MITB_letter.png

Lange Frage

11.4.2024

|
Von Johannes Ehrenwerth

Lange Frage: Money in the Bank

Seit Jahren haben wir immer wieder Formate wie die Freitagabend-Storys und die Kurze Frage dafür benutzt, euch zu Themen wie Gehalt, Zufriedenheit im Job und Arbeitsumständen auszufragen. Das hat immer wieder zu so viel überwältigendem Feedback und Interesse der Community geführt, dass wir das Ganze auf ein neues Level heben wollen. Also haben wir uns mit den lieben Menschen von Appinio zusammengesetzt und eine Studie zu dem gemacht, was uns alle morgens an den Rechner und ins Zoom-Meeting treibt: Geld!

Wir wollen damit einmal ganz tief in die Materie einsteigen und am Geld vorbei auch auf das schauen, was Menschen im Job wirklich glücklich macht. Ist es das Arbeitsumfeld? Sind es die Projekte und Perspektiven? Oder sind wir alle am Ende eben doch nur am harten Ca$h interessiert? Zahlen lügen nicht und wir haben eine Menge davon eingesammelt und hier für euch aufbereitet (Alle Fragen und Ergebnisse könnt ihr übrigens auch jederzeit als interaktive Grafiken im Dashboard von Appinio einsehen ❤️).

Zuerst einmal zu den Rahmenbedingungen der Untersuchung:

Die Umfrage wurde von Appinio durchgeführt und beinhaltet eine Stichprobe von 1.000 Teilnehmenden (500 Frauen, 500 Männer) im Alter von 18 bis 65 Jahren. Die spezifische Zielgruppe besteht aus Arbeitnehmenden, die eine sitzende Bürotätigkeit ausüben.

Bei einer so großen Anzahl an Befragten ist es natürlich sehr wahrscheinlich, dass die Mehrheit im mittleren Level auf der Jobleiter angesiedelt ist und genauso ist es auch. Allerdings keine Überraschung: Männer arbeiten immer noch häufiger in höheren Positionen wie “Senior Manager” (13 vs. 8 Prozent) und “Teamlead” (24 Prozent vs. 15 Prozent) als Frauen. Die Umfrageteilnehmenden im Altersbereich von 35 bis 65 Jahren sind vermehrt in Unternehmen beschäftigt, die seit mindestens 15 Jahren bestehen. Im Gegensatz dazu sind jüngere Befragte im Alter von 18 bis 34 Jahren eher in Unternehmen angestellt, die eine Betriebsdauer von bis zu 15 Jahren aufweisen.

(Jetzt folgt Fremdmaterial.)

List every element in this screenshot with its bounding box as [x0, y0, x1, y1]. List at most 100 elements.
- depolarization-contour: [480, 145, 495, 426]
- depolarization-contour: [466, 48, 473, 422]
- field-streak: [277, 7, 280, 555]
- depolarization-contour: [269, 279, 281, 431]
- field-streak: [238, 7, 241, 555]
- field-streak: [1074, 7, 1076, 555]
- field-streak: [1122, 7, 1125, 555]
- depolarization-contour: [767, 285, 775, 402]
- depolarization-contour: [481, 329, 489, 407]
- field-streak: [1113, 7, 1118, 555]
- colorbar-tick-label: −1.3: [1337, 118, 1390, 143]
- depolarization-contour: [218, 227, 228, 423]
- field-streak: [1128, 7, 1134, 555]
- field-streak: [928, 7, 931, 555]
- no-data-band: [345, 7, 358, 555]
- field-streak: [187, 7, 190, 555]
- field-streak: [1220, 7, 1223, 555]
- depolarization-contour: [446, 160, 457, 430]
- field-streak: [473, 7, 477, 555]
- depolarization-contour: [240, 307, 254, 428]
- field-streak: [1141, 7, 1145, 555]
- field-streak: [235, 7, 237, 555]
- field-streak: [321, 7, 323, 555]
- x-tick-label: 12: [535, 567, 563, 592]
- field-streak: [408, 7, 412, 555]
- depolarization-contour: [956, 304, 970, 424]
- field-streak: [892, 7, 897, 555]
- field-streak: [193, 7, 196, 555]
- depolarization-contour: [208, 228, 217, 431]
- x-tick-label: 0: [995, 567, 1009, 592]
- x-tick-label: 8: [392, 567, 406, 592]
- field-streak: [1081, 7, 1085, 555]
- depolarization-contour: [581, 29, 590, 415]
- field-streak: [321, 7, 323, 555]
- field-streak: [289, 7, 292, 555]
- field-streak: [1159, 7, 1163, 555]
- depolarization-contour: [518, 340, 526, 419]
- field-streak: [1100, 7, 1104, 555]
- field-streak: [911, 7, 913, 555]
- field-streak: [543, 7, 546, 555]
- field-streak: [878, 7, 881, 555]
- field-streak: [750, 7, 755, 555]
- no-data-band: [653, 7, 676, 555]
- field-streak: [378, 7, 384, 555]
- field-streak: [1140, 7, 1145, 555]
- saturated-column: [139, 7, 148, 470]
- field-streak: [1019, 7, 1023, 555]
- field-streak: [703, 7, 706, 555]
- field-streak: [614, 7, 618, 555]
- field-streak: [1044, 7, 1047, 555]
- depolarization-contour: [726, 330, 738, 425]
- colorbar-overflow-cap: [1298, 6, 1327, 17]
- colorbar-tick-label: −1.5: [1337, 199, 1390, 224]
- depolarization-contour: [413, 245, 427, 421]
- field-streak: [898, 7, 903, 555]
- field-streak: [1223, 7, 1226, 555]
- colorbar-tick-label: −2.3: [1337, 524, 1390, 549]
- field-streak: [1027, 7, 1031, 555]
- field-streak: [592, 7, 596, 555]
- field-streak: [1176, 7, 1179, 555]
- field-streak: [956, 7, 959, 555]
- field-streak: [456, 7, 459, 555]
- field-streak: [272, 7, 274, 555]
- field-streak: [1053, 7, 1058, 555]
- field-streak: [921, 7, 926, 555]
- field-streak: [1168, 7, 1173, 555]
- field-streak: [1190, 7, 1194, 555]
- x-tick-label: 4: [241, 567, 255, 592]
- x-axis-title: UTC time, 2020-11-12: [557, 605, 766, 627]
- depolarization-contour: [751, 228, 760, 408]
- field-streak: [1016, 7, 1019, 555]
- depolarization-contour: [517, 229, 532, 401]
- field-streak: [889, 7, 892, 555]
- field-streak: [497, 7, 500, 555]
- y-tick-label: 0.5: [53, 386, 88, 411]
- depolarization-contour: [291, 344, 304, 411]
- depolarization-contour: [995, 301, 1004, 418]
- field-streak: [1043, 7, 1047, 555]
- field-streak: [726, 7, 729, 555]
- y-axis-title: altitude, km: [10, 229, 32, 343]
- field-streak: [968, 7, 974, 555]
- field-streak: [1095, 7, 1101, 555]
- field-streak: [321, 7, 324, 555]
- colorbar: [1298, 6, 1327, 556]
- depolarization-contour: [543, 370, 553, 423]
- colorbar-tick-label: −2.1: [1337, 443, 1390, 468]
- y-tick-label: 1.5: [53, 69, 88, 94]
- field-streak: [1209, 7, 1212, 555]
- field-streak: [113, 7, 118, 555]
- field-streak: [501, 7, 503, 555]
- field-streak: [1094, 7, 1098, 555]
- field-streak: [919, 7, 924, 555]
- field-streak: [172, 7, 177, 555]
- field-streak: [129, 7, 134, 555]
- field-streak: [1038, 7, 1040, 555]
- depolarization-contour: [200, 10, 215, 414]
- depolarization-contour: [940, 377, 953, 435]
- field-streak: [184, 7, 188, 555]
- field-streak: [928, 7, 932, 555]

Spannend wird es direkt bei der Gegenüberstellung von vertraglich vereinbarter Arbeitszeit und der tatsächlich geleisteten: 79 Prozent der Teilnehmenden geben an, dass bei ihnen 21-40 Stunden in der Woche im Vertrag stehen. Bei der tatsächlichen Arbeitszeit schrumpft die Zahl dann aber auf nur noch rund 64 Prozent. Insgesamt 32 Prozent geben dafür an, tatsächlich 41-50 Stunden oder sogar darüber hinaus zu arbeiten, obwohl das bei gerade einmal 17 Prozent auch vertraglich vereinbart ist. Wir sehen also, dass Überstunden für viele immer noch Standard sind. Die Frage ist jetzt aber: Spiegelt sich das in der Zufriedenheit mit dem Job insgesamt und mit der Bezahlung im Speziellen wider?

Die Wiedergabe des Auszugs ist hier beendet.